Em seu terceiro livro, Clemente continua com uma veia semelhante, condenando os cosméticos por ser a alma, não o corpo, deve-se procurar embelezar. Clemente também se opõe ao tingimento dos cabelos dos homens e à depilação masculina como sendo efeminado. Ele aconselha a escolher cuidadosamente a sua companhia, para evitar ser corrompido por pessoas imorais, e embora argumentando que a riqueza material não é pecado em si, é muito provável que distraia alguém da riqueza espiritual infinitamente mais importante que se encontra em Cristo.

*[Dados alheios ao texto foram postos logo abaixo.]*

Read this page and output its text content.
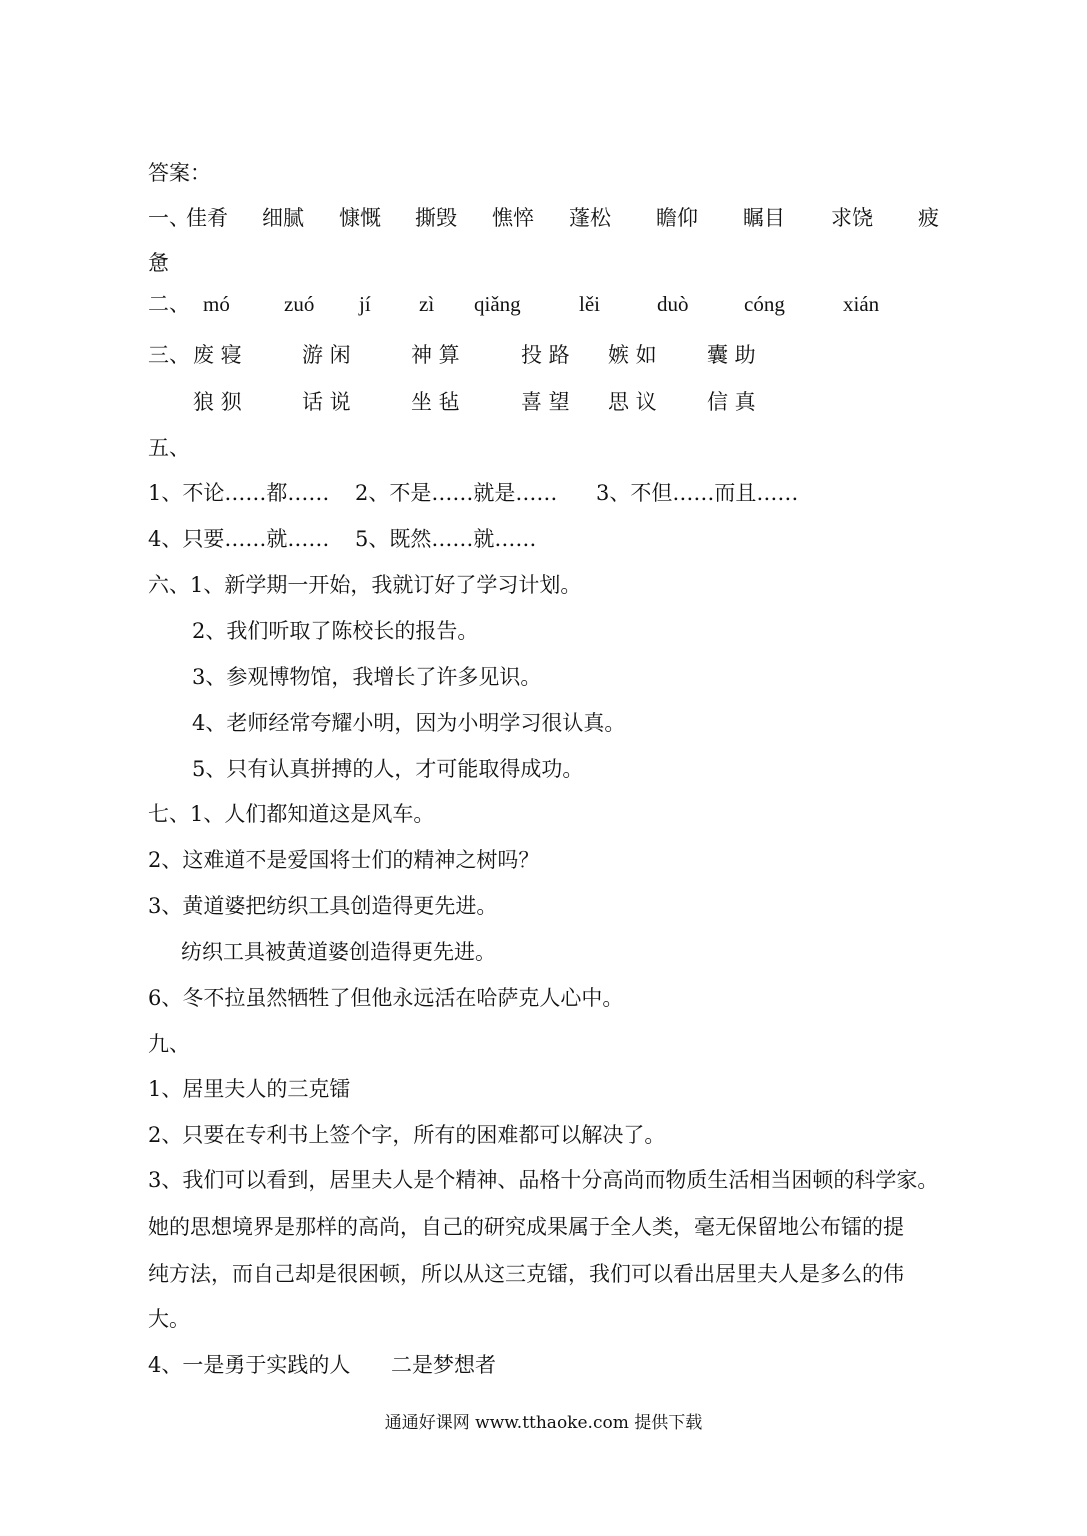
答案：
一、
佳肴 细腻 慷慨 撕毁 憔悴 蓬松 瞻仰 瞩目 求饶 疲
惫
二、 mó	zuó jí zì qiǎng	lěi	duò	cóng	xián
三、 废 寝	游 闲	神 算	投 路 嫉 如 囊 助
狼 狈	话 说	坐 毡	喜 望 思 议 信 真
五、
1、不论……都…… 2、不是……就是…… 3、不但……而且……
4、只要……就…… 5、既然……就……
六、1、新学期一开始，我就订好了学习计划。
2、我们听取了陈校长的报告。
3、参观博物馆，我增长了许多见识。
4、老师经常夸耀小明，因为小明学习很认真。
5、只有认真拼搏的人，才可能取得成功。
七、1、人们都知道这是风车。
2、这难道不是爱国将士们的精神之树吗？
3、黄道婆把纺织工具创造得更先进。
纺织工具被黄道婆创造得更先进。
6、冬不拉虽然牺牲了但他永远活在哈萨克人心中。
九、
1、居里夫人的三克镭
2、只要在专利书上签个字，所有的困难都可以解决了。
3、我们可以看到，居里夫人是个精神、品格十分高尚而物质生活相当困顿的科学家。
她的思想境界是那样的高尚，自己的研究成果属于全人类，毫无保留地公布镭的提
纯方法，而自己却是很困顿，所以从这三克镭，我们可以看出居里夫人是多么的伟
大。
4、一是勇于实践的人 二是梦想者
通通好课网 www.tthaoke.com 提供下载
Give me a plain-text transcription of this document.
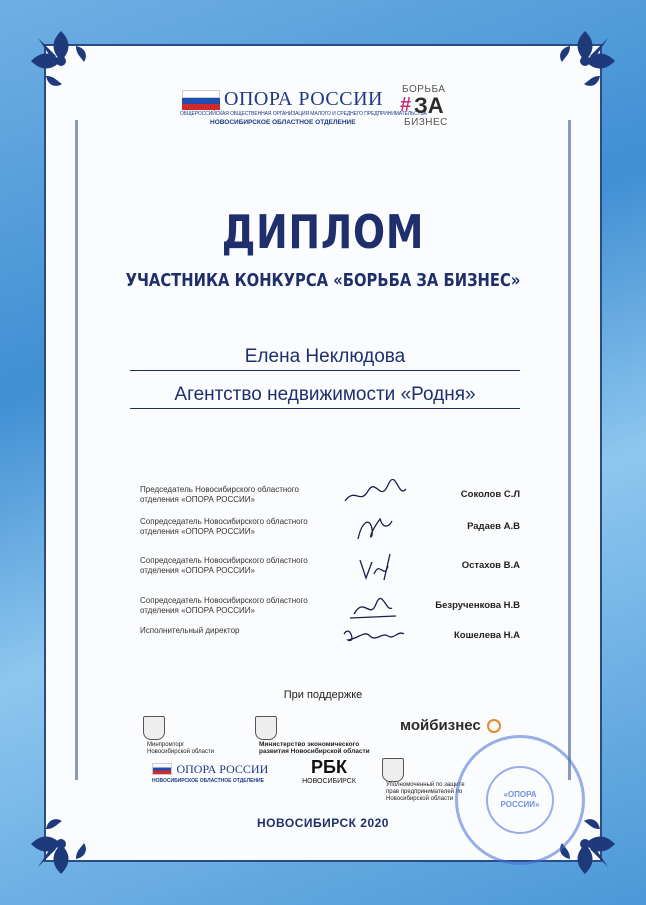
ОПОРА РОССИИ
ОБЩЕРОССИЙСКАЯ ОБЩЕСТВЕННАЯ ОРГАНИЗАЦИЯ МАЛОГО И СРЕДНЕГО ПРЕДПРИНИМАТЕЛЬСТВА
НОВОСИБИРСКОЕ ОБЛАСТНОЕ ОТДЕЛЕНИЕ
БОРЬБА
# ЗА
БИЗНЕС
ДИПЛОМ
УЧАСТНИКА КОНКУРСА «БОРЬБА ЗА БИЗНЕС»
Елена Неклюдова
Агентство недвижимости «Родня»
Председатель Новосибирского областного отделения «ОПОРА РОССИИ»	Соколов С.Л
Сопредседатель Новосибирского областного отделения «ОПОРА РОССИИ»	Радаев А.В
Сопредседатель Новосибирского областного отделения «ОПОРА РОССИИ»	Остахов В.А
Сопредседатель Новосибирского областного отделения «ОПОРА РОССИИ»	Безрученкова Н.В
Исполнительный директор	Кошелева Н.А
При поддержке
Минпромторг Новосибирской области
Министерство экономического развития Новосибирской области
мойбизнес
ОПОРА РОССИИ
НОВОСИБИРСКОЕ ОБЛАСТНОЕ ОТДЕЛЕНИЕ
РБК
НОВОСИБИРСК	Уполномоченный по защите прав предпринимателей по Новосибирской области	«ОПОРА РОССИИ»
НОВОСИБИРСК 2020
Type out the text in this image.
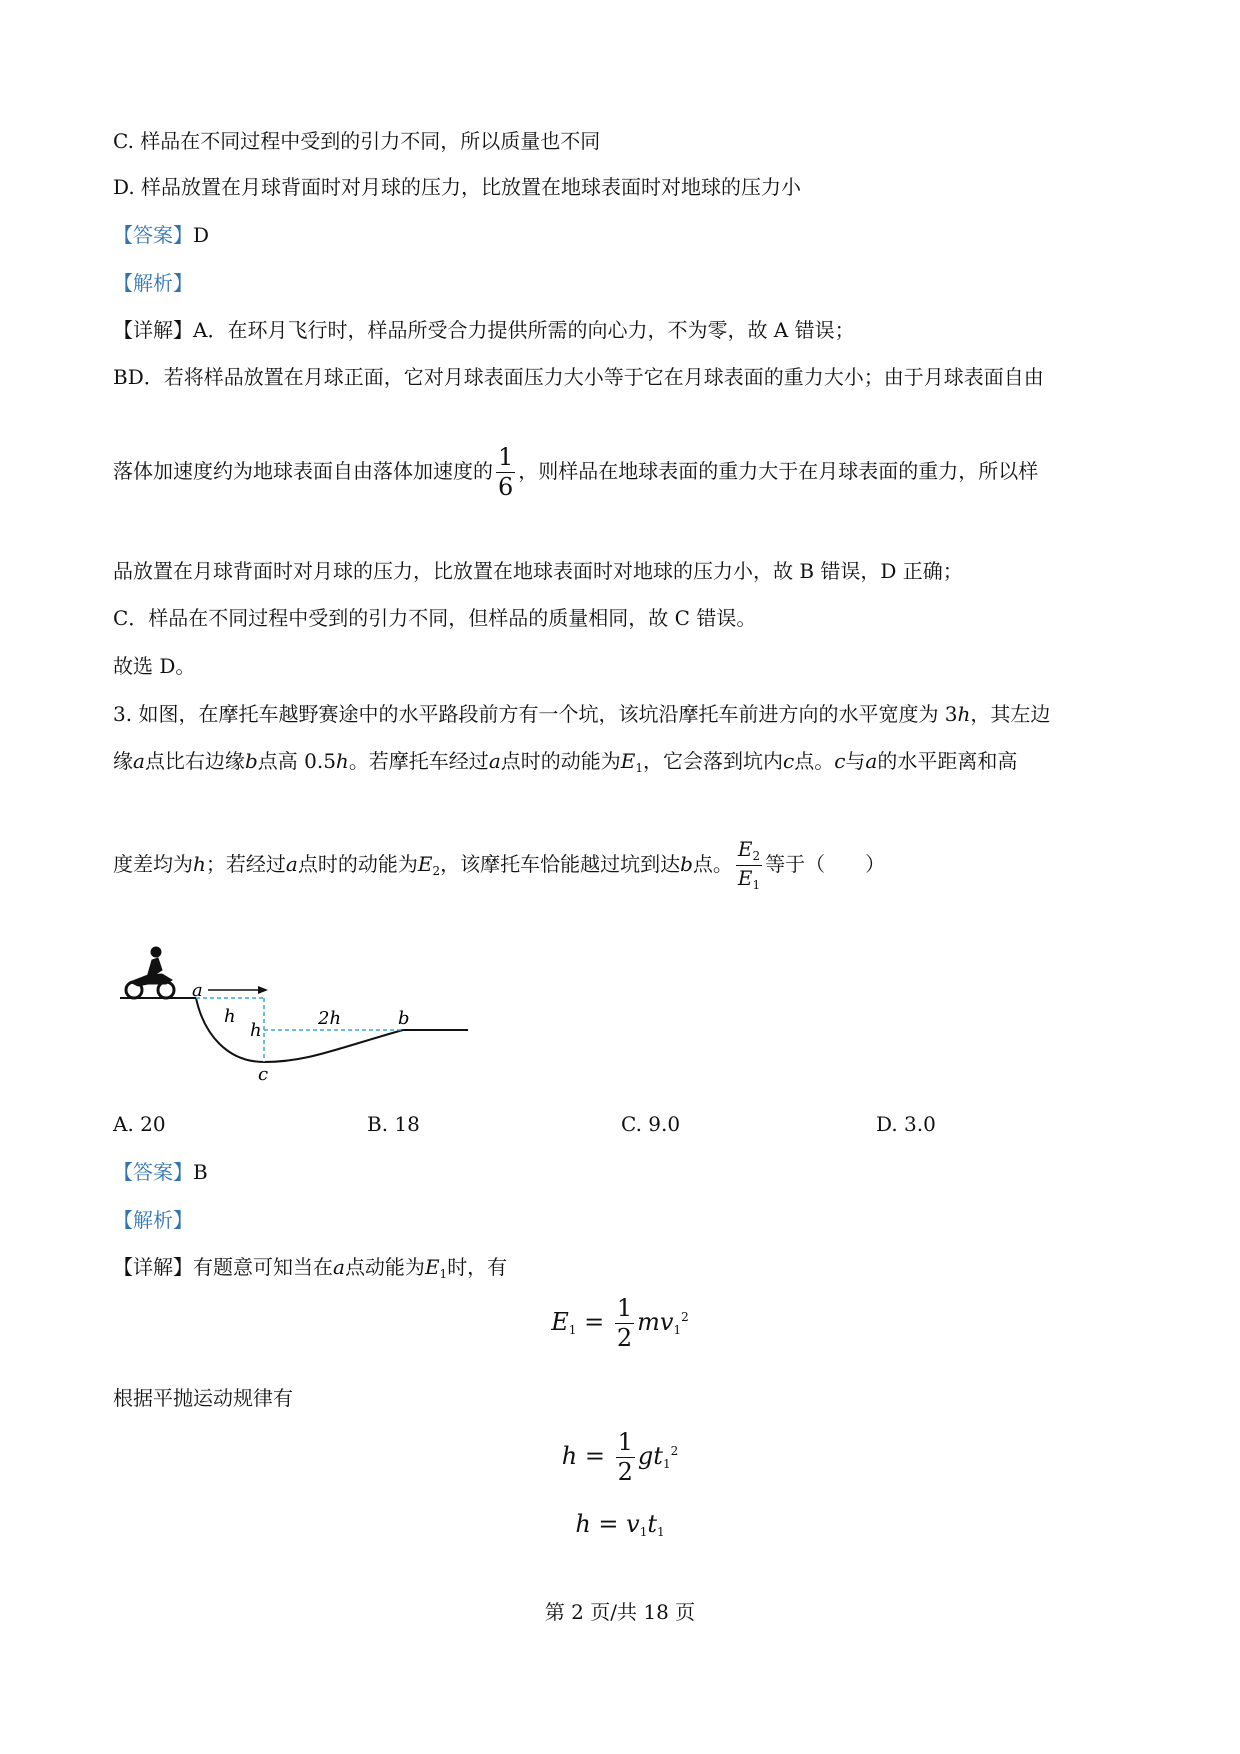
C. 样品在不同过程中受到的引力不同，所以质量也不同
D. 样品放置在月球背面时对月球的压力，比放置在地球表面时对地球的压力小
【答案】D
【解析】
【详解】A．在环月飞行时，样品所受合力提供所需的向心力，不为零，故 A 错误；
BD．若将样品放置在月球正面，它对月球表面压力大小等于它在月球表面的重力大小；由于月球表面自由
落体加速度约为地球表面自由落体加速度的 $\frac{1}{6}$ ，则样品在地球表面的重力大于在月球表面的重力，所以样
品放置在月球背面时对月球的压力，比放置在地球表面时对地球的压力小，故 B 错误，D 正确；
C．样品在不同过程中受到的引力不同，但样品的质量相同，故 C 错误。
故选 D。
3. 如图，在摩托车越野赛途中的水平路段前方有一个坑，该坑沿摩托车前进方向的水平宽度为 3h，其左边
缘a点比右边缘b点高 0.5h。若摩托车经过a点时的动能为$E_1$，它会落到坑内c点。c与a的水平距离和高
度差均为h；若经过a点时的动能为$E_2$，该摩托车恰能越过坑到达b点。 $\frac{E_2}{E_1}$ 等于（　　）
a
h
h
2h	b
c
A. 20	B. 18	C. 9.0	D. 3.0
【答案】B
【解析】
【详解】有题意可知当在a点动能为$E_1$时，有
$E_1 = \frac{1}{2} mv_1^2$
根据平抛运动规律有
$h = \frac{1}{2} gt_1^2$
$h = v_1t_1$
第 2 页/共 18 页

O trabalho termina com seleções de escrituras apoiando o argumento de Clemente, e seguindo uma oração, a letra de um hino.

StromataEdit

Clemente descreve os Stromata como um trabalho sobre vários assuntos que brotam no texto como flores em um prado.

Artigo principal: Stromata

Os conteúdos dos Stromata, como o seu título sugere, são diversos. Seu lugar na trilogia é disputado – Clemente pretendeu inicialmente escrever o Didasculus, um trabalho que complementaria a orientação prática do Paedagogus com uma escolaridade mais intelectual em teologia. O Stromata é menos sistemático e ordenado que as outras obras de Clemente, e foi teorizado por André Méhat que se destinava a um público limitado e esotérico. Embora Eusébio tenha escrito sobre os oito livros da obra, apenas sete, sem dúvida, sobrevivem. Fócio, escrevendo no século IX, encontrou vários textos anexos aos manuscritos dos sete livros canônicos, o que levou Daniel Heinsius a sugerir que o oitavo livro original está perdido, e ele identificou o texto supostamente do oitavo livro como fragmentos das Hipotyposes.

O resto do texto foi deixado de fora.